Winter is Coming





In the crude tanker market, we have witnessed a return of spectacular volatility, with spot earnings on several key Suezmax and Aframax trades in the Atlantic Basin briefly spiking close or in some cases even above $100,000/day on a non-scrubber, non eco basis recently. VLCCs, the tanker segment most vulnerable to the Middle East OPEC+ production cuts, have also seen a sizable uplift in earnings, albeit perhaps not as impressive as the one experienced by smaller segments.

What has driven this spike and more importantly is this impressive volatility here to stay? In short, the latest spike has been driven by increases in both OPEC+ and non-OPEC crude exports. In the US, robust domestic crude production coupled with the ongoing refining maintenance season has supported elevated crude exports in recent months. We have also seen a rebound in West African crude exports, largely due to higher Nigerian production. Meanwhile, the Middle East OPEC+ crude exports (excl. Iran) have seen a notable uplift since August lows, helped by regional refining maintenance. Furthermore, and perhaps most importantly for long haul Suezmax and Aframax demand, Russian crude exports from Western terminals have been on the up since September, despite voluntary production cuts and Urals reportedly continuing to trade above the price cup level, seemingly unaffected by the latest US sanctions on two individual ships. Russian crude volumes averaged circa 2.25 mbd in Sep/Oct, up by nearly 400 kbd compared to their average over the previous two months, with exports also being positively impacted by Russian refinery maintenance taking place in autumn. We have also seen a glimpse of weather-related delays, with bad weather in the Mediterranean leading to temporary port closures and Turkish Straits delays increasing.

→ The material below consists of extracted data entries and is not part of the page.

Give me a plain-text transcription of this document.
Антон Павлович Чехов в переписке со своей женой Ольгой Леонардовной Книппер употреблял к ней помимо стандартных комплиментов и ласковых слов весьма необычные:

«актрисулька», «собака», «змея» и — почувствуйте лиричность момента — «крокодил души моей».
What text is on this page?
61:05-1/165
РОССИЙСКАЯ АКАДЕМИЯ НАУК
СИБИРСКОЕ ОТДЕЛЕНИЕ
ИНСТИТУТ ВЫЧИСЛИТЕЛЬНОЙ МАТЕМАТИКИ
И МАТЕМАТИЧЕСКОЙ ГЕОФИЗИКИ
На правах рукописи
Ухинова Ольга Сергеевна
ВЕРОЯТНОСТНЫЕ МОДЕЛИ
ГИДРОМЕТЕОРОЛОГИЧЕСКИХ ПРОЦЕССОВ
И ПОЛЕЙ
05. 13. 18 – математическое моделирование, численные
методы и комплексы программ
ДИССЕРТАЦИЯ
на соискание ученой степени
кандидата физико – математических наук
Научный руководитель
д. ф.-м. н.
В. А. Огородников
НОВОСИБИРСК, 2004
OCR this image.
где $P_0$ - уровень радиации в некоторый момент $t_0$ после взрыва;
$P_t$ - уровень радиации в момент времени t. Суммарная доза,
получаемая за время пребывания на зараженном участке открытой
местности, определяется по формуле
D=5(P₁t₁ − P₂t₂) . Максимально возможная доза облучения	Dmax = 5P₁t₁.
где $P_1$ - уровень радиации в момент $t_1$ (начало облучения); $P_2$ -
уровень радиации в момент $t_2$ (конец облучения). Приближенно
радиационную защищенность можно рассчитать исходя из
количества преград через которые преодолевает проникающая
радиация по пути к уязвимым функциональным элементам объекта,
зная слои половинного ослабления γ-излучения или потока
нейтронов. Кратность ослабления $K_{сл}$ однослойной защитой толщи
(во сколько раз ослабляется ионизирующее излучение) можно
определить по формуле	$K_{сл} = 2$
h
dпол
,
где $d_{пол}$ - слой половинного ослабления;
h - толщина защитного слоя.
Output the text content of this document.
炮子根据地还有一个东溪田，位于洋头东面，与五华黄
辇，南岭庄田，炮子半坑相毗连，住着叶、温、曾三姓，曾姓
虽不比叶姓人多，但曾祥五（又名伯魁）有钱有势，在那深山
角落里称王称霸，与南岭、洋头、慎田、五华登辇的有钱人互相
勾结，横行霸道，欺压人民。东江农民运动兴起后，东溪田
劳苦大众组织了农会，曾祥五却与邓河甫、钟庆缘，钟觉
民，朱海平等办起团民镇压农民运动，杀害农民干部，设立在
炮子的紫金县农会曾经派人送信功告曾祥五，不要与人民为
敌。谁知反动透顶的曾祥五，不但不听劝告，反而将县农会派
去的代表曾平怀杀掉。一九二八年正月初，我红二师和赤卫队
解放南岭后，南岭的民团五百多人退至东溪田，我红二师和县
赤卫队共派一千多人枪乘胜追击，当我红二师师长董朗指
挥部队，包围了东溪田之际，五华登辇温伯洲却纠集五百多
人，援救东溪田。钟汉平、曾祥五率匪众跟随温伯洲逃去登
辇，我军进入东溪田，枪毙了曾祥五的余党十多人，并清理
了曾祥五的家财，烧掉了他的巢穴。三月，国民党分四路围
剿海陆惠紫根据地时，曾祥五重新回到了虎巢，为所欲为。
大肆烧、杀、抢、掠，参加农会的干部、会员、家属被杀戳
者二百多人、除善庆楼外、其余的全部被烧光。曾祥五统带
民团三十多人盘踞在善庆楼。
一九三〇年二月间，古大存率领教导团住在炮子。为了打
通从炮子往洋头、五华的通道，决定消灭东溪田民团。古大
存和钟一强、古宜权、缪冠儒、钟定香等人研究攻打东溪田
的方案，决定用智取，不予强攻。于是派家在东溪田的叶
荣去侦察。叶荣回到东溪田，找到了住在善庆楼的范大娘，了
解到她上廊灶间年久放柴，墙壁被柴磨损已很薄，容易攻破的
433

In recent days, crude tanker rates have started to soften, although they still remain at very healthy levels. Going forward, Russian and Middle East crude exports could face some downward pressure, following the end of the refinery maintenance season. Similarly, US crude exports could also ease back somewhat, given local refining activity; whilst Nigerian outflows could see renewed downward pressure, with NNPC announcing that it will supply up to 6 crude cargoes to the new 650 kbd Dangote refinery to be used in test runs. Furthermore, given the recent slide in oil prices despite heightened geopolitical risks, it seems likely that OPEC+ will maintain its current production quotas and voluntary cuts in place for the time being. Although the above suggests some headwinds for crude tanker demand, there are also pockets of positivity. There is strong demand for Venezuela’s barrels, whilst Guyana crude exports are likely to see an uplift soon, following the start-up of the new Payara oil field, with a nameplate capacity of 220 kbd. A planned increase in Angola’s preliminary loading program in December has the potential to offset lower Nigerian exports at least partially. More importantly, we will be facing a heightened risk of weather-driven volatility in the Northern Hemisphere over the next few months.  Turkish Straits delays typically increase towards the end of the year, peaking in January, and remaining at elevated levels in February. In the Baltic, the ice-class season is always unpredictable, but should ice-class conditions develop, tonnage engaged in Russian trade will find an additional element of support. Bad weather in the Mediterranean and the North Sea can also at times disrupt itineraries. The Aframax and Suezmax markets are likely to be the main beneficiaries from these disruptions due to larger trading volumes in the affected markets in the Northern Hemisphere, but VLCCs on intra-Atlantic trades will also find themselves more competitively priced.